So we removed the word ‘understanding’. We started focusing on action.

And, all of a sudden, everything changed:

  • The objectives became: ‘After this workshop, you will sell more, because you’ll 1) see more customers, 2) have better conversations with them, and 3) have conversations that always lead to next steps’
  • The final slide talked about Action Planning - in other words, what you’ll do to increase sales. In fact, we inserted a few more ‘What are your actions so far?’ sections throughout the material, to keep post-workshop actions front-of-mind
  • The Happy Sheets changed to ‘What action will you take first? What support do you need, to ensure you sell more? How will you recover if you revert to pre training ways?’
  • And then we had loads of follow-up - debriefs with managers, trainer check-in surgeries, coaching support, observation sheets that helped them master the course’s best practices, and so on

And guess what?

Sales shot up.

By more than they’d imagined was possible.

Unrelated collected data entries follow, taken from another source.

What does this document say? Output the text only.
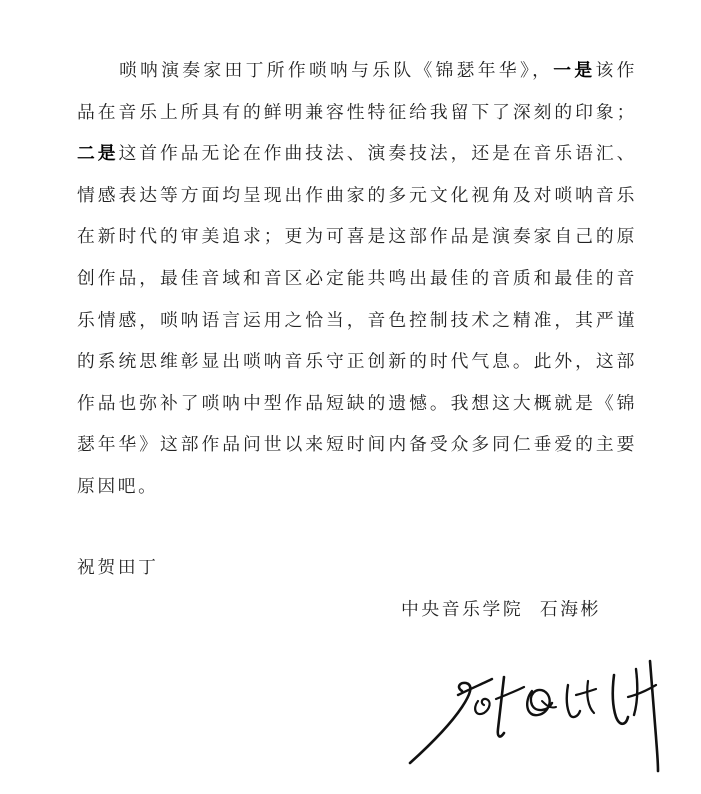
唢呐演奏家田丁所作唢呐与乐队《锦瑟年华》，一是该作品在音乐上所具有的鲜明兼容性特征给我留下了深刻的印象；二是这首作品无论在作曲技法、演奏技法，还是在音乐语汇、情感表达等方面均呈现出作曲家的多元文化视角及对唢呐音乐在新时代的审美追求；更为可喜是这部作品是演奏家自己的原创作品，最佳音域和音区必定能共鸣出最佳的音质和最佳的音乐情感，唢呐语言运用之恰当，音色控制技术之精准，其严谨的系统思维彰显出唢呐音乐守正创新的时代气息。此外，这部作品也弥补了唢呐中型作品短缺的遗憾。我想这大概就是《锦瑟年华》这部作品问世以来短时间内备受众多同仁垂爱的主要原因吧。

祝贺田丁
中央音乐学院 石海彬
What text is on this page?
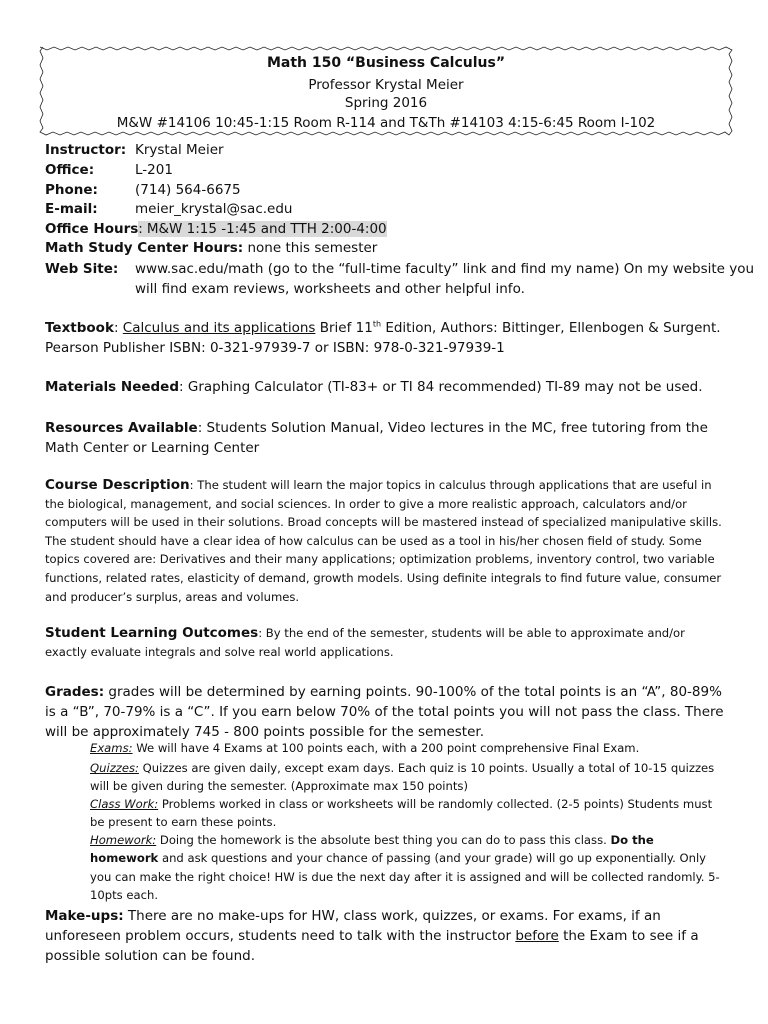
Math 150 “Business Calculus”
Professor Krystal Meier
Spring 2016
M&W #14106 10:45-1:15 Room R-114 and T&Th #14103 4:15-6:45 Room I-102
Instructor: Krystal Meier
Office:	L-201
Phone:	(714) 564-6675
E-mail:	meier_krystal@sac.edu
Office Hours: M&W 1:15 -1:45 and TTH 2:00-4:00
Math Study Center Hours: none this semester
Web Site: www.sac.edu/math (go to the “full-time faculty” link and find my name) On my website you
will find exam reviews, worksheets and other helpful info.
Textbook: Calculus and its applications Brief 11th Edition, Authors: Bittinger, Ellenbogen & Surgent.
Pearson Publisher ISBN: 0-321-97939-7 or ISBN: 978-0-321-97939-1
Materials Needed: Graphing Calculator (TI-83+ or TI 84 recommended) TI-89 may not be used.
Resources Available: Students Solution Manual, Video lectures in the MC, free tutoring from the Math Center or Learning Center
Course Description: The student will learn the major topics in calculus through applications that are useful in the biological, management, and social sciences. In order to give a more realistic approach, calculators and/or computers will be used in their solutions. Broad concepts will be mastered instead of specialized manipulative skills. The student should have a clear idea of how calculus can be used as a tool in his/her chosen field of study. Some topics covered are: Derivatives and their many applications; optimization problems, inventory control, two variable functions, related rates, elasticity of demand, growth models. Using definite integrals to find future value, consumer and producer’s surplus, areas and volumes.
Student Learning Outcomes: By the end of the semester, students will be able to approximate and/or exactly evaluate integrals and solve real world applications.
Grades: grades will be determined by earning points. 90-100% of the total points is an “A”, 80-89% is a “B”, 70-79% is a “C”. If you earn below 70% of the total points you will not pass the class. There will be approximately 745 - 800 points possible for the semester.
Exams: We will have 4 Exams at 100 points each, with a 200 point comprehensive Final Exam.
Quizzes: Quizzes are given daily, except exam days. Each quiz is 10 points. Usually a total of 10-15 quizzes will be given during the semester. (Approximate max 150 points)
Class Work: Problems worked in class or worksheets will be randomly collected. (2-5 points) Students must be present to earn these points.
Homework: Doing the homework is the absolute best thing you can do to pass this class. Do the homework and ask questions and your chance of passing (and your grade) will go up exponentially. Only you can make the right choice! HW is due the next day after it is assigned and will be collected randomly. 5-10pts each.
Make-ups: There are no make-ups for HW, class work, quizzes, or exams. For exams, if an unforeseen problem occurs, students need to talk with the instructor before the Exam to see if a possible solution can be found.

Because they were now running a workshop that delivered improvement rather than just transferring understanding.

So, when you next run your next workshop, will your main focus be on what you’ll cover? Or on what you’ll cause?

Action Point

For your next workshop, start your prep by visualising delegates leaving the room at the end of it and doing…

…well, what?

What will they be doing? What will you see? How will you measure they’re doing it? How will you help reinforce things, so they keep doing it?